Following networks are used for clustering:
- Competitive networks
- Adaptive Resonance Theory Networks
- Kohonen Self-Organising Maps.
Association Neural Network
An Association Neural Network can be trained to remember a particular pattern, which enables any noise patterns presented to the network to be associated with with the closest one in the memory or discard it.
Learning Techniques in Neural Networks
Supervised Learning
In supervised learning, training data is ‘fed’ into the network, and the desired output is already predetermined. In supervised learning, weights are adjusted until production produces desired output.
Unsupervised Learning
The input data is used to train the network whose output is already known. The network classifies the input data and adjusts the weight by feature extraction in input data.
Reinforcement Learning
In reinforcement learning, the value of the output is unknown but the network provides the feedback on whether the output is right or wrong.
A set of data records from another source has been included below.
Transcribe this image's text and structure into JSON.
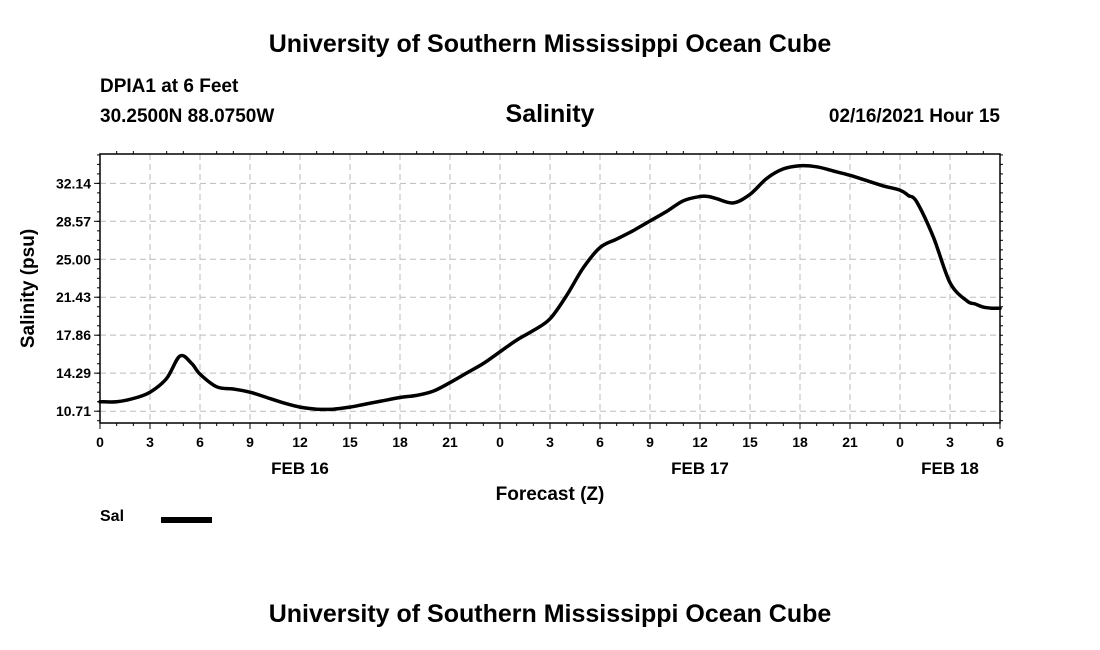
{
  "header": {
    "title": "University of Southern Mississippi Ocean Cube",
    "station": "DPIA1 at 6 Feet",
    "coords": "30.2500N 88.0750W",
    "datetime": "02/16/2021 Hour 15"
  },
  "footer": {
    "title": "University of Southern Mississippi Ocean Cube"
  },
  "chart_data": {
    "type": "line",
    "title": "Salinity",
    "xlabel": "Forecast (Z)",
    "ylabel": "Salinity (psu)",
    "ylim": [
      9.6,
      34.9
    ],
    "yticks": [
      "10.71",
      "14.29",
      "17.86",
      "21.43",
      "25.00",
      "28.57",
      "32.14"
    ],
    "xlim": [
      0,
      54
    ],
    "xtick_labels": [
      "0",
      "3",
      "6",
      "9",
      "12",
      "15",
      "18",
      "21",
      "0",
      "3",
      "6",
      "9",
      "12",
      "15",
      "18",
      "21",
      "0",
      "3",
      "6"
    ],
    "day_labels": [
      {
        "label": "FEB 16",
        "hour": 12
      },
      {
        "label": "FEB 17",
        "hour": 36
      },
      {
        "label": "FEB 18",
        "hour": 51
      }
    ],
    "grid": true,
    "legend_position": "bottom-left",
    "line_color": "#000000",
    "series": [
      {
        "name": "Sal",
        "x": [
          0,
          1,
          2,
          3,
          4,
          4.8,
          5.5,
          6,
          7,
          8,
          9,
          10,
          11,
          12,
          13,
          14,
          15,
          16,
          17,
          18,
          19,
          20,
          21,
          22,
          23,
          24,
          25,
          26,
          27,
          28,
          29,
          30,
          31,
          32,
          33,
          34,
          35,
          36,
          36.5,
          37,
          38,
          39,
          40,
          41,
          42,
          43,
          44,
          45,
          46,
          47,
          48,
          48.5,
          49,
          50,
          51,
          52,
          52.5,
          53,
          53.5,
          54
        ],
        "y": [
          11.6,
          11.6,
          11.9,
          12.5,
          13.8,
          15.9,
          15.2,
          14.2,
          13.0,
          12.8,
          12.5,
          12.0,
          11.5,
          11.1,
          10.9,
          10.9,
          11.1,
          11.4,
          11.7,
          12.0,
          12.2,
          12.6,
          13.4,
          14.3,
          15.2,
          16.3,
          17.4,
          18.3,
          19.4,
          21.6,
          24.2,
          26.1,
          26.9,
          27.7,
          28.6,
          29.5,
          30.5,
          30.9,
          30.9,
          30.7,
          30.3,
          31.1,
          32.6,
          33.5,
          33.8,
          33.7,
          33.3,
          32.9,
          32.4,
          31.9,
          31.5,
          31.0,
          30.4,
          27.1,
          22.8,
          21.1,
          20.8,
          20.5,
          20.4,
          20.4
        ]
      }
    ]
  }
}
This type of learning can also be known as semi-supervised learning.
Online Learning
The adjustment of the weight and threshold is made after presenting each training sample to the network.
Offline Learning
The adjustment of the weight vector and threshold is made only after all the training set is presented to the network. It is also called Batch Learning.
What are ANNs used for?
The main purpose of artificial neural networks was to solve problems and come up with reasoning in the same way that a human brain would. However, over time it was realised that ANN could be put to better use if it’s focus were shifted to performing specific tasks. This way, a ANN could be perfected for a specific task more efficiently, such as computer vision, speech recognition, machine translation, social network filtering, etc. Artificial neural networks in deep learning have even enabled machines to perform tasks that were previously thought to have been limited to humans, such as painting and creating music.